当会について
在来とは「昔からある」という意味です。
Zは「在来」の頭文字。そして、最後にして最高のものを表すアルファベットです。
在来作物とは、それぞれの土地の気候風土の中で育まれ、何十年、何百年もの時代を超えて伝承されてきた昔ながらの作物をいいます。品種改良された現代の品種に比べると栽培も難しく収量も多くありませんし、味も洗練されていません。しかし、現代の野菜が失ってしまった甘味や旨味、辛味などを持ち、味が深く濃いのが特徴です。エリートにはない魅力をもつ個性派ぞろい...それが在来作物です。
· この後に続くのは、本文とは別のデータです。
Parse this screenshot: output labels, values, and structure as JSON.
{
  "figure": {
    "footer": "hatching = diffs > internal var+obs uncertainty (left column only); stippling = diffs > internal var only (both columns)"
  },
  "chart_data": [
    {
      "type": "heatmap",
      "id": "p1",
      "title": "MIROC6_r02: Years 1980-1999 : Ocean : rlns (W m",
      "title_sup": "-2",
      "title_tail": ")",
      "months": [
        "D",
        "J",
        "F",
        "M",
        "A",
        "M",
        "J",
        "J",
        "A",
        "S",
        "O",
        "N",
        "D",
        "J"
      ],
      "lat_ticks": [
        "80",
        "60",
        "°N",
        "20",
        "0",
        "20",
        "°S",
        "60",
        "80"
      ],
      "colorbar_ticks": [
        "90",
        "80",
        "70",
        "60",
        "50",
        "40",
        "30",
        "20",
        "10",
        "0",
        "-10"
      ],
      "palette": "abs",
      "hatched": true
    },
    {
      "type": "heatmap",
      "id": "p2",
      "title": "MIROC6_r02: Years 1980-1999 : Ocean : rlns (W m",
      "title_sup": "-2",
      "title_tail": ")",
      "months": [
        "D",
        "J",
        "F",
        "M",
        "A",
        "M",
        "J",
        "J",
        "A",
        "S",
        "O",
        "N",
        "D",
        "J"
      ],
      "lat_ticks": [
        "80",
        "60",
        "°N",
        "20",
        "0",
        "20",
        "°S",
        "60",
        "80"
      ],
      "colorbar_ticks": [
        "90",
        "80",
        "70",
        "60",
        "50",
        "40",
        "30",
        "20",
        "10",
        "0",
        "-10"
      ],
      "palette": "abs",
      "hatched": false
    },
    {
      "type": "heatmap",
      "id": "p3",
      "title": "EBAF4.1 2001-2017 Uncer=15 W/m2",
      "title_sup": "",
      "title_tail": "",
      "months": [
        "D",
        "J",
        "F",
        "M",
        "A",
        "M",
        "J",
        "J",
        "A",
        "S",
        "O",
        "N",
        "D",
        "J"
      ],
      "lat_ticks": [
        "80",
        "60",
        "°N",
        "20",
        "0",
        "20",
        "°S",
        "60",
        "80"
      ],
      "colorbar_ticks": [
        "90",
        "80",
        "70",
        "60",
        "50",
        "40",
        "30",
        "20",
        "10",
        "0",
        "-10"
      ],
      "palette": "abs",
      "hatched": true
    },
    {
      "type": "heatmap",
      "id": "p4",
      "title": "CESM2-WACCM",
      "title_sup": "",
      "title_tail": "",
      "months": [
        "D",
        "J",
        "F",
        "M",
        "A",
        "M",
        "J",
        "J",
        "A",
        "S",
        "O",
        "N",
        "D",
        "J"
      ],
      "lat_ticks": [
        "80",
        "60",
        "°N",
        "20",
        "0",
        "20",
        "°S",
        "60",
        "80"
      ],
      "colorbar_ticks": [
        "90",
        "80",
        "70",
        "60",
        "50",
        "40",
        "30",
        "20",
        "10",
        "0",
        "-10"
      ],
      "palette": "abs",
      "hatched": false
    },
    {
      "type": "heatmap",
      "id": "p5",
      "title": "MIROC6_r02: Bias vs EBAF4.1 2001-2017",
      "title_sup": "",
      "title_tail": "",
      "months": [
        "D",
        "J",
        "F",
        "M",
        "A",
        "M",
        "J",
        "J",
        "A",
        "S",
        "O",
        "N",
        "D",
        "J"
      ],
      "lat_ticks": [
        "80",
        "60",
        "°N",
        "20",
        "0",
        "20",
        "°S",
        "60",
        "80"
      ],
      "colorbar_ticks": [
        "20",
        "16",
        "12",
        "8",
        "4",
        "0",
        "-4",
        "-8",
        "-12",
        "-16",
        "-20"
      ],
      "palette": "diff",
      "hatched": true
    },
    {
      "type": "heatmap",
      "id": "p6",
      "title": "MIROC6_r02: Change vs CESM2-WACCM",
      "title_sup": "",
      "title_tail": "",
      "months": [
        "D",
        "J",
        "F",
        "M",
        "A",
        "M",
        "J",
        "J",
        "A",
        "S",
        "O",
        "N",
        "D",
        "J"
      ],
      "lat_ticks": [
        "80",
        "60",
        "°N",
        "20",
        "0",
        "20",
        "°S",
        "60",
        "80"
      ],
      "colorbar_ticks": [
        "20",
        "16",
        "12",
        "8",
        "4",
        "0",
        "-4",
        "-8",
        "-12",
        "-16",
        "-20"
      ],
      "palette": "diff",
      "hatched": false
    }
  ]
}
今や個性の時代。なつかしくも新しい在来作物の味は、まさに周回遅れのトップランナーと言って良いでしょう。
ただ残念なことに、在来作物のほとんどは失われつつあります。山村や農家の庭先で、ひっそりと作り続けられ、ときには人知れず消えてゆく。そんな幻の存在も多いのです。
また、在来作物だけでなく、自然の中で生きるための伝承技術や、世代を超えて伝えられてきた伝統料理も忘れられつつあります。
このプロジェクトでは、ふるさと静岡の風土と歴史の中で守り続けられてきた幻の在来作物や、伝統技術、伝統料理に光を当てて、広くその価値を再発見してみたいと思います。
会の活動としては、季節ごとに静岡県内各地の農山村や飲食店を訪ねて、「在来の味」を楽しみます。なつかしくも新しい「在来の味」をいっしょに楽しんでみませんか?
プロジェクトZ 設立主旨(代表 稲垣栄洋)
「何なんだ、この美味しさは!!」
ある山村でお昼ご飯をいただいたときの感動と驚きが、この活動を始める原動力となりました。地元の野菜や作物で作られた品々、今まで味わったことのないようなおいしさだったのです。それが、昔から伝わる在来野菜で作られた料理でした。
ごちそうがあふれている現代。美味しいものはさんざん食べているはずだったのに、山村で食べた料理は、今まで味わったこともないようなものでした。
こんな美味しいものを食べているなんてずるいなぁ、というのが率直な感想だったのです。さっそく在来野菜を静岡の飲食店に持ち込んで、料理を創作してもらうと、独特の深い味わいを持った食材は、料理人の手によって、食べたことのないような逸品に仕上がりました。この感動もまた忘れられません。
飽食の現代が忘れ去ってきた豊かさがある。それがその料理を食べたときに一番感じたことでした。
残念ながら、その美味しさと感動は、なかなか説明しにくいものです。たとえようもないのです。それなら、多くの人に食べてもらうのが一番早いのではないか。そうだ、愉しむ会を作ろう。それがこのプロジェクトの始まりでした。
このプロジェクトは、在来作物を題材として、農村を訪ねては「村のごちそう」を味わい、町の飲食店では、新たに創作された「町のごちそう」を楽しんでしまおうという欲張りな活動です。ぜひ気軽にご参加ください。なつかしくも新しい世界があなたを待っているはずです。